Hunter-submitted deer teeth are providing critical information to Vermont's wildlife managers

The Vermont Fish and Wildlife Department’s deer management program just got a tremendous boost from hunters who submitted 3,637 teeth to the Whitetail Tooth Aging Program—and the results are now in. Of the thousands of teeth submitted from deer taken during both rifle and youth seasons, two does were found to be the oldest at 17 years old. They beat the oldest harvested buck by a longshot, which was 10.

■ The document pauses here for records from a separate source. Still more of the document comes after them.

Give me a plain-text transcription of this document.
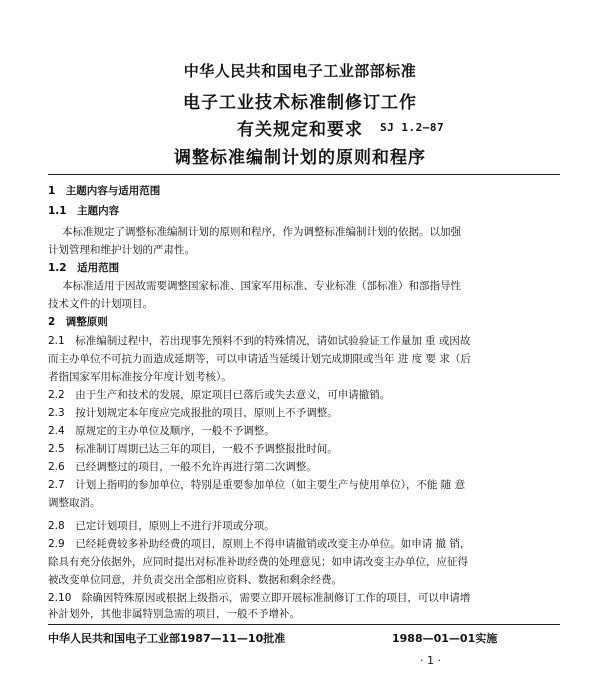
中华人民共和国电子工业部部标准
电子工业技术标准制修订工作
有关规定和要求	SJ 1.2—87
调整标准编制计划的原则和程序
1　主题内容与适用范围
1.1　主题内容
本标准规定了调整标准编制计划的原则和程序，作为调整标准编制计划的依据。以加强
计划管理和维护计划的严肃性。
1.2　适用范围
本标准适用于因故需要调整国家标准、国家军用标准、专业标准（部标准）和部指导性
技术文件的计划项目。
2　调整原则
2.1　标准编制过程中，若出现事先预料不到的特殊情况，请如试验验证工作量加 重 或因故
而主办单位不可抗力而造成延期等，可以申请适当延缓计划完成期限或当年 进 度 要 求（后
者指国家军用标准按分年度计划考核）。
2.2　由于生产和技术的发展，原定项目已落后或失去意义，可申请撤销。
2.3　按计划规定本年度应完成报批的项目，原则上不予调整。
2.4　原规定的主办单位及顺序，一般不予调整。
2.5　标准制订周期已达三年的项目，一般不予调整报批时间。
2.6　已经调整过的项目，一般不允许再进行第二次调整。
2.7　计划上指明的参加单位，特别是重要参加单位（如主要生产与使用单位），不能 随 意
调整取消。
2.8　已定计划项目，原则上不进行并项或分项。
2.9　已经耗费较多补助经费的项目，原则上不得申请撤销或改变主办单位。如申请 撤 销，
除具有充分依据外，应同时提出对标准补助经费的处理意见；如申请改变主办单位，应征得
被改变单位同意，并负责交出全部相应资料、数据和剩余经费。
2.10　除确因特殊原因或根据上级指示，需要立即开展标准制修订工作的项目，可以申请增
补計划外，其他非属特别急需的项目，一般不予增补。
中华人民共和国电子工业部1987—11—10批准	1988—01—01实施
· 1 ·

The goal of the Whitetail Tooth Aging Program is to help whitetail managers take stock of the state’s deer population. To figure out a deer’s age, scientists slice an incisor and then use microscopes to evaluate the rings deposited over a tooth’s root. “This age information helps us estimate deer population size and assess the health of deer,” Deer Project Leader Nick Fortin says.  “It is also critically important for understanding the effects of new hunting regulations on the deer population and buck age structure.” Comparing age to body weight and antler measurements provide valuable information to determine the population’s health. Managers then use this information to create a successful management plan.

Hunters who submitted teeth this past season can sign on to the Vermont Fish and Wildlife website and learn the ages of their animals.  Hunters in Vermont who are interested in participating in the 2021 whitetail tooth collection program can pick up envelopes at deer reporting stations.